I Love You, Colonel Sanders! is a new video game that will put you in the shoes of a student who has to succeed in culinary school while trying to win the heart of Colonel Sanders. I know that is a lot to unpack. And yes, this is an official release from KFC.
To fully appreciate KFC’s bold move, it is useful to take a big-picture view of recent American fast-food marketing—especially how fellow fried chicken retailers Popeye’s and Chick-fil-A recently had a war on Twitter. Both brands consolidated their respective fanbases as the dispute quickly became a moral and political one.
Can fried chicken really lead to such divisive issues? Absolutely; this is the time we live in now. I will be writing about the importance of marketers to understand the increasing moral and political divides in a future article.
With most of Twitter’s attention on Popeye’s and Chick-fil-A, KFC was left-out to turn cold and soggy. Already seen as a low-quality option in the US, the iconic fried chicken brand was facing the possibility of being forgotten by consumers.
Then, they announced I Love You, Colonel Sanders! An unorthodox move perhaps, but KFC was back on everyone’s minds again even before the game is released.
Branded video games are not new. Notable examples include Pepsiman (1999) and Burger King’s Sneak King (2006), which was released when its mascot was going through his bizarre and creepy mid-life crisis.
However, what sets KFC’s entry into advergaming apart is the timing. The video game market is more mainstream than ever; that means more video game players. Most crucially, there is now a huge growing market for people who watch other people play games.
The number of people doing so has increased dramatically to 850 million in 2018. Go ask your nephew about video game streaming and be prepared to hear names that would faze even the most seasoned marketer. (“Faze” happens to be one of those names.)
The folks behind I Love You, Colonel Sanders! are surely aware of the potential reach. More than just a game to be played, it is also designed to be watched and talked about. I mean, imagining Colonel Sanders as a dashing young anime character is one thing, but having a corgi as a side character is just straight-up pandering to the Internet.

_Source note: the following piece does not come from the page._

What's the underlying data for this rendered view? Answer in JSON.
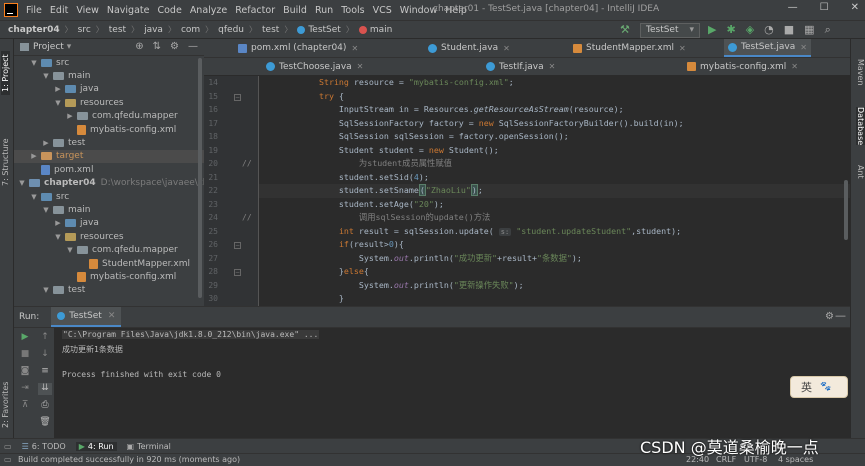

Beneath all this weirdness actually lies tried-and-tested marketing fundamentals. Other than reaching demographic groups that have been somewhat elusive to many marketers, this game will also satisfy two key aspects of effective long-term marketing that many brands seem to have neglected in recent times:
- Increasing presence in consumers’ consideration sets
- Doing so on a mass scale
These two points—essentially awareness and mass reach respectively, have been deemed unimportant and even seen as wasted marketing dollars, especially by younger marketers who came of professional age in the 2010s. I can say that because I was one of them—dazzled by the promises of new marketing technologies, and too quick to rush to conversion.
I hope to atone for my past impatience and ignorance with an upcoming article on the balancing of short and long-term marketing.
Specifically, ROI-focused short-termism has plagued marketing for the last decade or so. Thanks to marketing scholar Byron Sharp and his book How Brands Grow, many of the big companies like P&G and Unilever have started to reevaluate their balance of short and long-term marketing. However, many Asian companies still seem caught up in the pursuit of quick wins at the expense of long-term survival and growth.
There is another aspect of long-term marketing that I Love You, Colonel Sanders! should excel in—the emotional engagement with its players, audience and everyone who talks about it. The use of emotional advertising has not been forgotten by marketers, but it is widely misunderstood as mere advertising that brings viewers to their emotional extremes.
Emotional advertising works because it bypasses our natural scepticism towards advertising. If KFC tells us the number of ways their food is great, we would not trust it because it is in their best interests to say so. But if we play a fun video game that KFC’s products happen to be part of, the idea of “KFC fried chicken = great” sneaks into our minds.
My usage of the word “sneak” may seem a little scary, but that is how emotional advertising works. While we are lulled into a state of low attention by the pretty visuals and pleasant music, the brand and its associations sneak into our minds, bypassing the logical parts of our mind which would otherwise argue against them. Contrary to popular belief, emotional advertising is not just about getting the audience to give us their full attention.
This is why creating emotional advertising does not necessarily mean creating the kind of tear-jerking ads we see from Thai insurance companies. This is also why emotional advertising works even in an attention economy. I will elaborate more on these powers of emotional advertising in yet another upcoming article.
At this point, I should emphasise that the point of this article is not to go and make a weird branded video game. Rather, let’s keep an eye on what KFC can achieve by combining marketing psychology with uh…whatever I Love You, Colonel Sanders! is.